Больше ничего не имело значения.

Стоило отдать парню должное, он хотя бы умел двигаться. Рудольф всегда заботился о своем внешнем виде, что, очевидно, предполагало не только дорогие костюмы, но и интенсивные кардио тренировки. Он хорошо умел бегать.

Чего у Рудольфа не было, так это моих способностей к концентрации и трезвой оценке ситуации. А еще он не загонял себя до полусмерти пробежками каждое утро на протяжении долгих месяцев. Он был обычным человеком. Он чувствовал боль. В общем Рудольф находился в крайне невыгодном положении.

Я прибавил скорости.

Бегущий Рудольф забавно перемежал короткие вдохи хныканьем. Он был напуган. Должен был быть. В городе, полном монстров, он только что разгневал одного из самых страшных.

Рудольф рванул в поворот направо, ведущий в небольшую погрузочную зону позади здания. Он попытался открыть дверь, но та оказалась заперта. Ожидаемо. Все, кто не сбежал, баррикадировались в домах. В эту ночь в Чикаго было больше монстров, чем открытых дверей. Понятия не имею, о чем он думал.

Он отвернулся от двери, загнанный в угол, поднял на меня ствол своего пистолета и принялся стрелять настолько быстро, насколько быстро успевал нажимать на спусковой крючок.

Я поднял свой щит и перешел на шаг. Какие-то пули летели мимо, какие-то отскакивали от щита. Но ни одна из них не представляла для меня угрозы.

— Ты не можешь! — закричал Рудольф. Он пошарил рукой в области подмышки и достал еще один магазин. — Не можешь!

Не дав ему закончить перезарядку, я просто шагнул вплотную к нему, продолжая держать щит поднятым, заставив его врезаться спиной в стальную дверь позади.

Затем я уперся ногами в землю и начал давить.

Рудольф издал короткий, пронзительный крик боли.

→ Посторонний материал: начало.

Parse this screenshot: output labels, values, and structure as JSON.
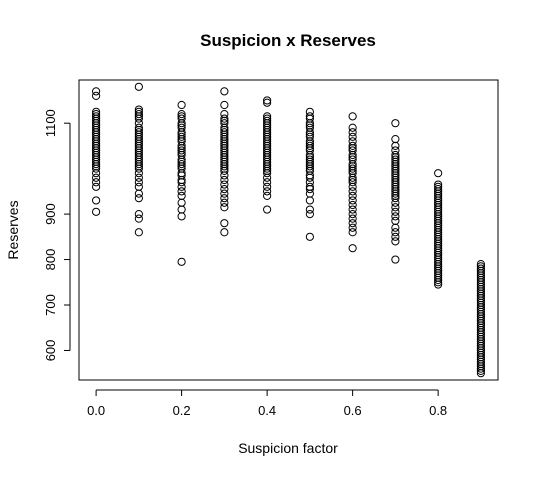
{
  "chart_data": {
    "type": "scatter",
    "title": "Suspicion x Reserves",
    "xlabel": "Suspicion factor",
    "ylabel": "Reserves",
    "xlim": [
      -0.04,
      0.94
    ],
    "ylim": [
      535,
      1195
    ],
    "x_ticks": [
      0.0,
      0.2,
      0.4,
      0.6,
      0.8
    ],
    "x_tick_labels": [
      "0.0",
      "0.2",
      "0.4",
      "0.6",
      "0.8"
    ],
    "y_ticks": [
      600,
      700,
      800,
      900,
      1100
    ],
    "y_tick_labels": [
      "600",
      "700",
      "800",
      "900",
      "1100"
    ],
    "grid": false,
    "legend": "none",
    "point_marker": "open-circle",
    "point_color": "#000000",
    "x": [
      0.0,
      0.1,
      0.2,
      0.3,
      0.4,
      0.5,
      0.6,
      0.7,
      0.8,
      0.9
    ],
    "y_by_x": [
      [
        1170,
        1160,
        1125,
        1120,
        1115,
        1110,
        1105,
        1100,
        1095,
        1090,
        1085,
        1080,
        1075,
        1070,
        1065,
        1060,
        1055,
        1050,
        1045,
        1040,
        1035,
        1030,
        1025,
        1020,
        1015,
        1010,
        1005,
        1000,
        990,
        980,
        970,
        960,
        930,
        905
      ],
      [
        1180,
        1130,
        1125,
        1120,
        1115,
        1110,
        1100,
        1090,
        1085,
        1080,
        1075,
        1070,
        1065,
        1060,
        1055,
        1050,
        1045,
        1040,
        1035,
        1030,
        1025,
        1020,
        1015,
        1010,
        1005,
        1000,
        990,
        980,
        970,
        960,
        945,
        935,
        900,
        890,
        860
      ],
      [
        1140,
        1120,
        1115,
        1110,
        1100,
        1095,
        1090,
        1080,
        1075,
        1070,
        1065,
        1060,
        1050,
        1045,
        1040,
        1035,
        1030,
        1020,
        1015,
        1010,
        1005,
        1000,
        990,
        985,
        975,
        970,
        960,
        950,
        940,
        925,
        910,
        895,
        795
      ],
      [
        1170,
        1140,
        1120,
        1110,
        1105,
        1100,
        1090,
        1085,
        1080,
        1075,
        1070,
        1065,
        1060,
        1055,
        1050,
        1045,
        1040,
        1035,
        1030,
        1025,
        1020,
        1015,
        1010,
        1005,
        1000,
        995,
        985,
        975,
        965,
        955,
        945,
        935,
        925,
        915,
        880,
        860
      ],
      [
        1150,
        1145,
        1115,
        1110,
        1105,
        1100,
        1095,
        1090,
        1085,
        1080,
        1075,
        1070,
        1065,
        1060,
        1055,
        1050,
        1045,
        1040,
        1035,
        1030,
        1025,
        1020,
        1015,
        1010,
        1005,
        1000,
        995,
        990,
        980,
        970,
        960,
        950,
        940,
        910
      ],
      [
        1125,
        1115,
        1110,
        1100,
        1095,
        1090,
        1080,
        1075,
        1070,
        1060,
        1055,
        1050,
        1045,
        1040,
        1030,
        1025,
        1020,
        1015,
        1010,
        1005,
        1000,
        995,
        985,
        980,
        970,
        960,
        955,
        945,
        930,
        910,
        900,
        850
      ],
      [
        1115,
        1090,
        1080,
        1070,
        1060,
        1050,
        1045,
        1040,
        1030,
        1025,
        1020,
        1010,
        1005,
        1000,
        995,
        990,
        980,
        975,
        970,
        960,
        950,
        940,
        930,
        920,
        910,
        900,
        890,
        880,
        870,
        860,
        825
      ],
      [
        1100,
        1065,
        1050,
        1040,
        1030,
        1025,
        1020,
        1015,
        1010,
        1005,
        1000,
        995,
        990,
        985,
        980,
        975,
        970,
        965,
        960,
        955,
        950,
        945,
        940,
        935,
        925,
        915,
        905,
        895,
        885,
        870,
        860,
        850,
        840,
        800
      ],
      [
        990,
        965,
        960,
        955,
        950,
        945,
        940,
        935,
        930,
        925,
        920,
        915,
        910,
        905,
        900,
        895,
        890,
        885,
        880,
        875,
        870,
        865,
        860,
        855,
        850,
        845,
        840,
        835,
        830,
        825,
        820,
        815,
        810,
        805,
        800,
        795,
        790,
        785,
        780,
        775,
        770,
        765,
        760,
        755,
        750,
        745
      ],
      [
        790,
        785,
        780,
        775,
        770,
        765,
        760,
        755,
        750,
        745,
        740,
        735,
        730,
        725,
        720,
        715,
        710,
        705,
        700,
        695,
        690,
        685,
        680,
        675,
        670,
        665,
        660,
        655,
        650,
        645,
        640,
        635,
        630,
        625,
        620,
        615,
        610,
        605,
        600,
        595,
        590,
        585,
        580,
        575,
        570,
        565,
        560,
        555,
        550
      ]
    ]
  }
}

Щит зажал ствол его пистолета в одну сторону, в то время как его запястье было зажато в противоположную. Этот идиот до сих пор держал палец на спусковом крючке. Я услышал, как он сломался.

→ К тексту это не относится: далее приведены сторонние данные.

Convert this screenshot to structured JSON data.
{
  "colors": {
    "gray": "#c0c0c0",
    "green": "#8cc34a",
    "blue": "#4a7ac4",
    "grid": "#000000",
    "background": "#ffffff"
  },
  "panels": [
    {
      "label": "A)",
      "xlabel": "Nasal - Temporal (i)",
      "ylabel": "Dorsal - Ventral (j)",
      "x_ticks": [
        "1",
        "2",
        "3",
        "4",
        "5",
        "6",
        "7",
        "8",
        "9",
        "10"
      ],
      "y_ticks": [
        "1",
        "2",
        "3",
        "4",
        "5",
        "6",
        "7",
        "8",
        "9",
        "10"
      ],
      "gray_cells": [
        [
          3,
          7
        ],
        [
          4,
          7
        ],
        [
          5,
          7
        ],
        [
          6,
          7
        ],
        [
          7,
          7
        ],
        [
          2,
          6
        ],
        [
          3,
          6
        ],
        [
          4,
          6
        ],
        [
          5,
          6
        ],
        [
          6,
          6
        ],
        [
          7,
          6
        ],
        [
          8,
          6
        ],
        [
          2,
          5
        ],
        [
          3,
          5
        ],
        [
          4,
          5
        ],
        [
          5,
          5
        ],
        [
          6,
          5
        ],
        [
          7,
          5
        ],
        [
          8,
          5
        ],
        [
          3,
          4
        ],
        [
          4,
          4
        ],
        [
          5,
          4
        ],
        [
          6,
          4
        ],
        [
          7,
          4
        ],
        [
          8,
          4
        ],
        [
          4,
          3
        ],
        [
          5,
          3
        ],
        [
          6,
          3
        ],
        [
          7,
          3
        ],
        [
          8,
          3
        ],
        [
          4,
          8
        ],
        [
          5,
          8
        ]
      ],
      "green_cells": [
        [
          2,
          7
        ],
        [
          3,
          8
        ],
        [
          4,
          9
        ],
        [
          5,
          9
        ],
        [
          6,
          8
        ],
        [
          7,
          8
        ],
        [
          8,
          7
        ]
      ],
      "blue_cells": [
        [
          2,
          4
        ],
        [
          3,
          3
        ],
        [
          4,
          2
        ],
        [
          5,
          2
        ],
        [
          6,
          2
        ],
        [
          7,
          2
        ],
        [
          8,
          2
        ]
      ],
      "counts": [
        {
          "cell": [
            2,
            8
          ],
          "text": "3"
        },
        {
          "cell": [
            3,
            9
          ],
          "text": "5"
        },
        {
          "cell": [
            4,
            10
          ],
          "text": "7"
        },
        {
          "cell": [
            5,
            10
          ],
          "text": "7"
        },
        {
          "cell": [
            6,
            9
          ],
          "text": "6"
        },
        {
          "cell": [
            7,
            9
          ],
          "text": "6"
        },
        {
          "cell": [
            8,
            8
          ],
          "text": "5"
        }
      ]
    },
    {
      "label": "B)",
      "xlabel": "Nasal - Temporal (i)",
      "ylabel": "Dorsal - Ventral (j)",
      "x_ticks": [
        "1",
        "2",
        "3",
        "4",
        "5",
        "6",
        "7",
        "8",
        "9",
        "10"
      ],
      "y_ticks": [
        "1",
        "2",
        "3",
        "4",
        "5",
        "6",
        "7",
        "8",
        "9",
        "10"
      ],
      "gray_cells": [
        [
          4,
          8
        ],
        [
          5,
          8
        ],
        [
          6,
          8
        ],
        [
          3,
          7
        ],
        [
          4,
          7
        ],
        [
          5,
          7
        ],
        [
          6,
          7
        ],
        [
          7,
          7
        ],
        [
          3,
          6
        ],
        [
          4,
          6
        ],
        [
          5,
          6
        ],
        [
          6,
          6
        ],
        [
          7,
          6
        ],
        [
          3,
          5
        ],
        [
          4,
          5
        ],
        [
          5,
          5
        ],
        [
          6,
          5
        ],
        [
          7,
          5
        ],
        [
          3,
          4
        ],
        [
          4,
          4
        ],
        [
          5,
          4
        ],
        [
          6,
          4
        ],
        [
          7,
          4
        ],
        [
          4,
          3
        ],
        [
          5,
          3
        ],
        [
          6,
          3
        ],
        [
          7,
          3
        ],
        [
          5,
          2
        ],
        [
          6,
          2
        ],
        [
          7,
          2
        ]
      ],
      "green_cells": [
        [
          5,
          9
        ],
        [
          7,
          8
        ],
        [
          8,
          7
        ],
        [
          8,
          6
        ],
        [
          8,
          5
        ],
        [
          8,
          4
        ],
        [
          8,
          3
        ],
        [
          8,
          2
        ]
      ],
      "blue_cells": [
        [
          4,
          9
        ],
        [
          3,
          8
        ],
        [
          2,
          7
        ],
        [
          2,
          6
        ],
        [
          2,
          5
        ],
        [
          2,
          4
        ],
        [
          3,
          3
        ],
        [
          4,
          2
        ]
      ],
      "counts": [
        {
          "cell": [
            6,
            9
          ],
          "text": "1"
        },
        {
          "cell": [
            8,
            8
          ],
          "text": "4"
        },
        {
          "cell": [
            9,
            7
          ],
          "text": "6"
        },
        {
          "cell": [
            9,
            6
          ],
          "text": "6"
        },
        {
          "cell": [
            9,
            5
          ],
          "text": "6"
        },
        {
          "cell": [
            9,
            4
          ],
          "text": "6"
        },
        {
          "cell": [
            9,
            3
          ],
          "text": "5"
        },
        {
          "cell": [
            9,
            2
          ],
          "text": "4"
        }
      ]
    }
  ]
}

— Дрезден, нет! — снова закричал Рудольф.

Я надавил сильнее. Огонь мог бы быть хорошей альтернативой, но с моей чертовой рукой вызвать его оказалось бы проблематично. Так было лучше. Правильнее. Я подумывал описать ему, как буду перемалывать его кости в муку, чтобы испечь из нее себе хлеб на завтрак, но потом решил, что не в настроении для разговоров. К тому же зачем тратить слова на покойника?

Мы находились посреди гребаного Ада.

Никому не будет дела до еще одного трупа.

Я надавил еще сильнее. Рудольф еще раз попытался закричать. Между моим щитом и металлической дверью было недостаточно места, чтобы его легкие могли набрать достаточно воздуха, поэтому крик получился хриплым и тихим. Я отметил его широко распахнутые в испуге глаза — этого следовало ожидать. Он же умирал, в конце концов.

Воздух наполнил кислый запах мочи.

Я обратил на это внимание и слегка изменил точку опоры, чтобы давить еще сильнее.

Из всех возможных глупостей, он решил схватиться за телефон. Свой чертов телефон. Будто он ему хоть как-то поможет. Будто этот кусок пластика работает и позволит ему позвать на помощь. А даже если у него и вышло бы, будто помощь успеет прибыть вовремя.

Телефон выскользнул из пальцев Рудольфа, пока тот безуспешно пытался сделать вдох.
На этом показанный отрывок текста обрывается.